St. Paul community groups pushing for three additional stops along a proposed light-rail transit line are fired up about new federal concerns over when those stations could be built.
Representatives with the Federal Transit Administration have told local officials involved with the Central Corridor project that construction of the extra stations may have to wait until after the project is up and running in 2014.
Activists say the apparent shift in the FTA's position is a major blow to their cause.
The fight for additional stops has been an ongoing symbol in the debate over the project. Project planners have placed some stations as far as a mile apart, prompting critics to charge that the project is neglecting the needs of low-income residents who live along the corridor and depend on transit.
But Nancy Homans, policy director for St. Paul Mayor Chris Coleman, said she's confident that the stops can be built during the four-year construction period that could begin as early as next summer. She called the recent discussions with the FTA a minor glitch.
"We didn't hear anything from the FTA that would indicate that they don't want to let us build the stations, or that they don't think the stations are a good idea," Homans said. "But there were concerns on how the timing would be worked out."
Homans said the issue is whether the extra stations need to be included in the project's lengthy environmental review, which was approved by the FTA in August.
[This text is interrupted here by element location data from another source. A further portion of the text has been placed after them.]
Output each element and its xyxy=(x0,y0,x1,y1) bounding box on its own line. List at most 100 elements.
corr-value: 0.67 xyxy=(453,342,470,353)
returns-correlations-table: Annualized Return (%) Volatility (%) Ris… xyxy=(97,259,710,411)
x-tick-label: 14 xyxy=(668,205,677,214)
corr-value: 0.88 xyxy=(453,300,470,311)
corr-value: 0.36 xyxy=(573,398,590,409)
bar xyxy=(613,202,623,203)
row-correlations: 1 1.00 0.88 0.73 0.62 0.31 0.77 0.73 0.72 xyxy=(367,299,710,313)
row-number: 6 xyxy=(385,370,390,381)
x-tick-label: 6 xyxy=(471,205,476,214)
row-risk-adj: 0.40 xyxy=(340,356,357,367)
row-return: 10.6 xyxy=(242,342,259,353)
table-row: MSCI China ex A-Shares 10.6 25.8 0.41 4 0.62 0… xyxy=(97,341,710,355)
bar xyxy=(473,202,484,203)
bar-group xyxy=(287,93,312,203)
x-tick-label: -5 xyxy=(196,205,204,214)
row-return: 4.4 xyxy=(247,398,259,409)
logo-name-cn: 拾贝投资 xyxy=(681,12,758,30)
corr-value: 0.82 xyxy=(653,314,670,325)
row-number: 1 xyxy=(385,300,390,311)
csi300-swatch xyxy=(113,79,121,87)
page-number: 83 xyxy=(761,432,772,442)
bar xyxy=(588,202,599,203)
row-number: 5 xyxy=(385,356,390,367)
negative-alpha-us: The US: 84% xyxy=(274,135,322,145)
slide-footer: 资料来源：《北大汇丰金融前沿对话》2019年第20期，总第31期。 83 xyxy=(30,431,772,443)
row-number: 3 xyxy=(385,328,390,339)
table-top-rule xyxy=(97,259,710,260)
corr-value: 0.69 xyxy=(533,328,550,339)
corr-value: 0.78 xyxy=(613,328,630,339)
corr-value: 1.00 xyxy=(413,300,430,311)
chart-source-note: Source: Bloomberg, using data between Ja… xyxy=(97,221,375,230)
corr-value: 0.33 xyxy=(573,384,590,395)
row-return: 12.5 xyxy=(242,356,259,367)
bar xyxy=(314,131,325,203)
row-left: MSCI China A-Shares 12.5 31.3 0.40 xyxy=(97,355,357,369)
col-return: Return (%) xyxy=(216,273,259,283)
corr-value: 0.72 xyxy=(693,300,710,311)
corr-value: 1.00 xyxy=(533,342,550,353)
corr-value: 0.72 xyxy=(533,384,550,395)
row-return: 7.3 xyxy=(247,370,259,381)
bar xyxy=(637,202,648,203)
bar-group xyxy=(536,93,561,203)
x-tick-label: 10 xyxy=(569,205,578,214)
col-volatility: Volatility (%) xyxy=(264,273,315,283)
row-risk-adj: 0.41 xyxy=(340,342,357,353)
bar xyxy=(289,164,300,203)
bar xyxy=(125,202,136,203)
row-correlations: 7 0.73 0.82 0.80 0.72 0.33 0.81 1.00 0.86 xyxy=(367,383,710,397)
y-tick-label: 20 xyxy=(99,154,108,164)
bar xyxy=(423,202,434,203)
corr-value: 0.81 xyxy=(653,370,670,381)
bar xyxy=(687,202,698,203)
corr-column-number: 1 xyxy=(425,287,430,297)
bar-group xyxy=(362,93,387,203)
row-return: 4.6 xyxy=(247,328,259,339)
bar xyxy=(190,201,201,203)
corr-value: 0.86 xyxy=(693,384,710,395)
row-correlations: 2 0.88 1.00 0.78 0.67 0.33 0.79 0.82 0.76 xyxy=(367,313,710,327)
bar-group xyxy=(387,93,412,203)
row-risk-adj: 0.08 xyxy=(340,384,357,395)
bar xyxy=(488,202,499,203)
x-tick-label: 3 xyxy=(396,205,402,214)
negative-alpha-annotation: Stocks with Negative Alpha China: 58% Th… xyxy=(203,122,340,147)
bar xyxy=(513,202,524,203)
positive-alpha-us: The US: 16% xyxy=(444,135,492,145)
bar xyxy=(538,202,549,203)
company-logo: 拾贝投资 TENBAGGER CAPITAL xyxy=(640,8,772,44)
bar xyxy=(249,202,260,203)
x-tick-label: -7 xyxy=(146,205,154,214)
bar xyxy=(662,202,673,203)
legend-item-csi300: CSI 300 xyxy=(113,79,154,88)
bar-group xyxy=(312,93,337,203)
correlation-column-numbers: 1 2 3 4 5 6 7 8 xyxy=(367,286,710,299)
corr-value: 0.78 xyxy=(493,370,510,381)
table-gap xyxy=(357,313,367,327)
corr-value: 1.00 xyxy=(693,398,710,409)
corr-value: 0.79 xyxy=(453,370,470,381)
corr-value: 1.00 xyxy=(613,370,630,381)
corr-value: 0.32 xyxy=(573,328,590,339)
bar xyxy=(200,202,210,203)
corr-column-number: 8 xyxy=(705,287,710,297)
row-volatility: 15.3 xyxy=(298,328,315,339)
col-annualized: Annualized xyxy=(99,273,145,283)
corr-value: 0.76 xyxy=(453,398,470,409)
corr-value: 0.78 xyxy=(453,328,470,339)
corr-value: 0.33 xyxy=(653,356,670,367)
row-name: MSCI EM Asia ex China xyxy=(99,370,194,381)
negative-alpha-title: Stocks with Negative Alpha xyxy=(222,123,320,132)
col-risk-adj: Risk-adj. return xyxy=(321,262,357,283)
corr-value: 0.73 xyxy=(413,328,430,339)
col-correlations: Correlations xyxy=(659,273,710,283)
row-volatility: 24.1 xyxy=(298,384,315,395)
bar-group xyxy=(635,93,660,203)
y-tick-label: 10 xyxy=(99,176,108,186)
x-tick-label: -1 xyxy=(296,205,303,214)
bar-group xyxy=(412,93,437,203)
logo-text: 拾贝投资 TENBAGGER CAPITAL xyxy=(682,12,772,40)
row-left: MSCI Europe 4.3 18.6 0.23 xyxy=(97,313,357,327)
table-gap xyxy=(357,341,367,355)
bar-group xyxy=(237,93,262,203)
Local officials believe they can conduct additional reviews on the extra stations later in the process.
So far, the city of St. Paul has agreed to pay for one of three proposed extra stops along the line linking Minneapolis and St. Paul.
A group dubbed the Stops for Us Coalition has been fighting for the extra stops. Nieeta Presley, a coalition member, said the recent discussions with the FTA caused her to lose faith in the prospect that the extra stations will ever be built. Presley is also part of a group that filed a complaint with the civil-rights division of the FTA over the proposed transit service.
Meanwhile, Central Corridor planners continue to meet with officials with the University of Minnesota over how to resolve the U's concerns over vibration and electromagnetic interference with its research facilities. The U sued the Metropolitan Council in September. Local officials say they expect to reach a resolution with the U by mid-November.